Until now, the executive board comprised chairmen or presidents from each of the 10 Full Members, three elected associate member representatives, the ICC president, who chaired the meeting, the ICC chief executive, the ICC vice-president and on invitation of the president, the ICC's principal advisor.
By the end of the 2014 conference, the ICC and IDI board chairman, a two-year fully paid appointee of the ICC executive board, will chair the board. The newly-redefined ICC president can come into an Executive Board meeting if he so wishes, but neither will he chair the meeting nor will he have a vote.

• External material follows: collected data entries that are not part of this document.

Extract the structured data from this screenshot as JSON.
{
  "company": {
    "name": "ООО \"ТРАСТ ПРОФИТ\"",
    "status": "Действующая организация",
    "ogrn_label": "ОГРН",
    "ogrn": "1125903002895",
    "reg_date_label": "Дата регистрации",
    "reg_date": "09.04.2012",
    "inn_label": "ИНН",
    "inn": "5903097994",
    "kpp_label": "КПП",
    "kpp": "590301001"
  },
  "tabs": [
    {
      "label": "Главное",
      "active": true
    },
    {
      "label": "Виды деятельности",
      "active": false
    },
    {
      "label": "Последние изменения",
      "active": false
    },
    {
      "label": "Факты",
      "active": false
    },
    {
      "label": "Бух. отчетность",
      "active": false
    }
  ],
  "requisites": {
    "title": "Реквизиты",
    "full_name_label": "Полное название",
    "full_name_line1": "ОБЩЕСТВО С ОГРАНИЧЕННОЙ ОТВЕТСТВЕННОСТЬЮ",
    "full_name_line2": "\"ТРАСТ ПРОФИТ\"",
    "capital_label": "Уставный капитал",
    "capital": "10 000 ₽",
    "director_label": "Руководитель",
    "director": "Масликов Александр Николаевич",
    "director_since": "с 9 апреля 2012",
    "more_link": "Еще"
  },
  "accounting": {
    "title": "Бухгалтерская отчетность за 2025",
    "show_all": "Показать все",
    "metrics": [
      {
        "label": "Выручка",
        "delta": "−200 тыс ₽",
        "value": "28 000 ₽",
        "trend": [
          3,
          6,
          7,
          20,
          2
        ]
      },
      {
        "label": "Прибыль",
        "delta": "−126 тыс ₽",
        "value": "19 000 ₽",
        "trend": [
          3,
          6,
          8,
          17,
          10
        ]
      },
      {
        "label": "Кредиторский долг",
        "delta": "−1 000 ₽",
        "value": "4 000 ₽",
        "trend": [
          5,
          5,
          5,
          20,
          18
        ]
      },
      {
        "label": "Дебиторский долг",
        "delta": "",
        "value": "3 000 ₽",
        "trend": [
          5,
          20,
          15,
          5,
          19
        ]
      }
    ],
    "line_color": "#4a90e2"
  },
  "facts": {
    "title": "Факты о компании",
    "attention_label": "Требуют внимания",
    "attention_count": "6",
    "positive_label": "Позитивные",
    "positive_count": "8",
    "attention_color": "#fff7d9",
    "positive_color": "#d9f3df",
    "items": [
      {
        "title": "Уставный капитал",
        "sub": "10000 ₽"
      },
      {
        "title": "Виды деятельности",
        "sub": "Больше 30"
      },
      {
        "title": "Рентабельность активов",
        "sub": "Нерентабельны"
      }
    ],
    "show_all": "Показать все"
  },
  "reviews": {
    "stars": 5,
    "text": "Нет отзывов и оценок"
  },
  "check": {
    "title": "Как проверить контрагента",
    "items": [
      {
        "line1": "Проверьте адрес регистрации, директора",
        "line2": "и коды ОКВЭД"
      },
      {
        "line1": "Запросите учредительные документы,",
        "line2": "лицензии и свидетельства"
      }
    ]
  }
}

This sets the stage for the jockeying to be the chairman, with N Srinivasan of the BCCI and the ECB's Giles Clarke widely reckoned to be the leading contenders. The ICC chairman must not be a serving member of any national board. Srinivasan's three-year term as BCCI president ends in September 2014, and Clarke's term as chairman of the ECB ends in 2015, which means they would have to give up those posts before the June 2014 conference.
Among other decisions taken at this week's annual conference, Switzerland was removed as an Affiliate member having been suspended last year for failing to comply with the ICC's membership criteria - it has two rival governing bodies of cricket in the country, neither of which is recognised by the Swiss Olympic committee - and being unable to do so by the 2012 Annual Conference. Russia and Hungary were confirmed as new Affiliate members of the ICC. The ICC now has 106 Members.
The Woolf commiteee recommendations about redefining the associate/ affiliate membership were not discussed or voted upon at the annual conference as those discussions were said to be part of talks between various boards themselves and also at the Executive Board level.